Stage 4: Loss of Confidence: With the huge bail-outs and news of the credit seizing up normal investors and consumers start to loose confidence. Investors will be presented with corporations that issue notes or bonds at very high rates but with little takers as the situation looking forward doesn't look very promising.
Stage 5: Equity Collapse: Stock markets in the US and around the world start their collapse with plunges as much as 30% - 50%. This is one of the biggest and most apparent indicator of the health of the overall economy. Overall confidence takes a further fall.
Stage 6: Redemptions / Margin Calls & Forced Unwinding of Trades: Due to the initial selling pressure, momentum builds and hedge funds are forced to meet redemption requests and margin calls due to the falling stocks and are also forced to reduce their positions drastically.
Stage 7: Economic Data: Confidence is further eroded when lagging economic indicators finally confirm the worst. Exports nose-dive, GDP contracts, unemployment rises and manufacturing contracts shrink.
Stage 8: Capacity Reduction / Budget Crises / Main Street Blues: It is at this point that the normal everyday people start feeling the pinch of the economic situation. Due to the nature of the recession and its credit based origin, this phase will be much longer than other recessions. Households will have to react to increasing redundancies, increase saving and reduce consumption.
Stage 9: Government Regulation: With the credit seizure, recession and use of public money for bail-outs and rescue packages the government is forced to look into the regulation of the credit and financial markets.
Stage 10: Treasury Market: Due to the huge bail-out and government measures to curb the recession from getting worst, the Federal Reserve is forced to fund the its financial deficit by issuance of treasure notes that are bought up by foreign countries who are dependant on the US. It isn't wrong to predict that treasuries will start to take a fall when foreign countries start to become weary of buying US treasury notes. The fall in demand for US treasury notes will first be accompanied with an increase in Federal Reserve rates then also be accompanied with a fall in the US dollar.
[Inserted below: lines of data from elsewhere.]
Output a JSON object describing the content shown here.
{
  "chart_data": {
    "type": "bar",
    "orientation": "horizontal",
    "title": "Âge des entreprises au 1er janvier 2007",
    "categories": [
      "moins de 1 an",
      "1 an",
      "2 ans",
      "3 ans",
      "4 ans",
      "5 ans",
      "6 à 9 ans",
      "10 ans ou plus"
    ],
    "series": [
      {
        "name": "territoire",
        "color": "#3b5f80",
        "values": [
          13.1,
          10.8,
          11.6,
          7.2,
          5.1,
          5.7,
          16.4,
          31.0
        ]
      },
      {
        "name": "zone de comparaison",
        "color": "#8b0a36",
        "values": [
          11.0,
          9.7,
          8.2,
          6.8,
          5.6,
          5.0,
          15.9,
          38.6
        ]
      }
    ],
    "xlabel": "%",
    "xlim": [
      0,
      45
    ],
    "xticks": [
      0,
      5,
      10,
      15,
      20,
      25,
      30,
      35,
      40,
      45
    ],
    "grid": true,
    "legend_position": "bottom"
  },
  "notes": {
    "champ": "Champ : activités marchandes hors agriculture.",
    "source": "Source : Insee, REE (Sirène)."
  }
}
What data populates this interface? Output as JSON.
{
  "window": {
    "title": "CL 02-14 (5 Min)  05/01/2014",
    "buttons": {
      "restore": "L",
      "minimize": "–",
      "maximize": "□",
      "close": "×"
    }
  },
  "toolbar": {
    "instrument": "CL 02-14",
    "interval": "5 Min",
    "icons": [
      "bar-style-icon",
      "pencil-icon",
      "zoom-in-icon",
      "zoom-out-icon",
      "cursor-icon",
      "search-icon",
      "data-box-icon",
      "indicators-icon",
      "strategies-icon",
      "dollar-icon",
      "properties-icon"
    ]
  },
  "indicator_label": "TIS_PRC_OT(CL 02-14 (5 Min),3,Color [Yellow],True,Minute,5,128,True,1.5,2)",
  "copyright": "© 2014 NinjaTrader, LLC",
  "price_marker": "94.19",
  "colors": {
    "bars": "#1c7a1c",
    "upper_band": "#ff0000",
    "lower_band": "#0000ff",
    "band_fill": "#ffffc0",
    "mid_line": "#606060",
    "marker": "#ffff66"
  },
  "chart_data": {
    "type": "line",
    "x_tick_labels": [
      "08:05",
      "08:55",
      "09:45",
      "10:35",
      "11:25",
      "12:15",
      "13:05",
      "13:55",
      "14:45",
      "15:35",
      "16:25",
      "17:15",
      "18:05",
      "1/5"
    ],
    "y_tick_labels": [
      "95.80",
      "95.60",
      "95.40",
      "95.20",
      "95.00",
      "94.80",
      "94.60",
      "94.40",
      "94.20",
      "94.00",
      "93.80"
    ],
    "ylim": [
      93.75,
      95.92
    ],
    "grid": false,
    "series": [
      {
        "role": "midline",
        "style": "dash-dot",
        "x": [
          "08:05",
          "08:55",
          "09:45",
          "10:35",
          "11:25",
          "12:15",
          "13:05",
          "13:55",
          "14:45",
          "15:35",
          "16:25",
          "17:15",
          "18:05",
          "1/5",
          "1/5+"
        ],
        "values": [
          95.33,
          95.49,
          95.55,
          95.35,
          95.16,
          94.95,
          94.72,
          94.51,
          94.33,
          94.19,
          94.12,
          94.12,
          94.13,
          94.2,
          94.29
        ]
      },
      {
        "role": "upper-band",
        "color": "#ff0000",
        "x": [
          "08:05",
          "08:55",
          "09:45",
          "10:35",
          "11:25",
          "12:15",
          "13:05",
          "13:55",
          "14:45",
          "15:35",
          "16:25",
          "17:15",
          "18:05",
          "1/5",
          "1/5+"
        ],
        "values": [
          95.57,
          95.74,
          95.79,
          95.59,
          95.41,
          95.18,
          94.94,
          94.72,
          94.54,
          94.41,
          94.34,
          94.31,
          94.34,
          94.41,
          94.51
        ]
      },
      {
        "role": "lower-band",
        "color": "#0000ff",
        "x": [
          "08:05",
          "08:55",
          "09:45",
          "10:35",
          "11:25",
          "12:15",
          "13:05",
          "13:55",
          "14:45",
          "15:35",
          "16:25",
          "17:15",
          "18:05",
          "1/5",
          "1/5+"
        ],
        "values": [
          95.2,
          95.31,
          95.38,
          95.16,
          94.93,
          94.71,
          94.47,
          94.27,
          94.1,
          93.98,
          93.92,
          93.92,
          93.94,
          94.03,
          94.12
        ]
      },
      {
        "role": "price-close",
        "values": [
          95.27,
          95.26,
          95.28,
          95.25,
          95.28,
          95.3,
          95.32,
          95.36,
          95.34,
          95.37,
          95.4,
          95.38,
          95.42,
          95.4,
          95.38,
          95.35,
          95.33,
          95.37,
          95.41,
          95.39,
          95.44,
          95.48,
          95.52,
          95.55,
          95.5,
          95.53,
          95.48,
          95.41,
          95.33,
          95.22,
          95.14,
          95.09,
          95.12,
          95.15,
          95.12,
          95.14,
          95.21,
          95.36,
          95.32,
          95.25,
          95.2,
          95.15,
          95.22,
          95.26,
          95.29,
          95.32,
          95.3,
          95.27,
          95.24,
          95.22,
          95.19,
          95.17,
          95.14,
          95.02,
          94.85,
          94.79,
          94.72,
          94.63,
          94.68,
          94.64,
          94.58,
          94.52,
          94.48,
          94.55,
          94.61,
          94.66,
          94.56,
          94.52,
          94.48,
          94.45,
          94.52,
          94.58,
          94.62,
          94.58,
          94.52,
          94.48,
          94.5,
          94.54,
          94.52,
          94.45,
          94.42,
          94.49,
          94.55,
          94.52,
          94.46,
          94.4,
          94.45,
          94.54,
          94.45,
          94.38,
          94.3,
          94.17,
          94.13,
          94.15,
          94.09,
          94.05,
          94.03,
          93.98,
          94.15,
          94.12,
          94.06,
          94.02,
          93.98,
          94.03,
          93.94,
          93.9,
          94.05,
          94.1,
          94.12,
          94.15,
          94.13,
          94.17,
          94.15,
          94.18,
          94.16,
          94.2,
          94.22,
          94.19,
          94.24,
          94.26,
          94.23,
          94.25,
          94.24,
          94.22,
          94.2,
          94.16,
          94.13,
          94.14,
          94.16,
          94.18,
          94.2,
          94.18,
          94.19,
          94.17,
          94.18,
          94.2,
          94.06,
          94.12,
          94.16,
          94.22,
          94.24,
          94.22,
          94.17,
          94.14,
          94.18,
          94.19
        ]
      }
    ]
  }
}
Stage 11: Inflation: As a side affect to the huge amounts of money that the government has injected into the market and the predominantly low rates all the factors are set for inflation to increase dramatically when consumer and business sentiments increase again.
If this sounds too complicated, just remember that the fundamental reason that we are in the recession is due to the banks. Any recession that is due to banks will take a long time to recover.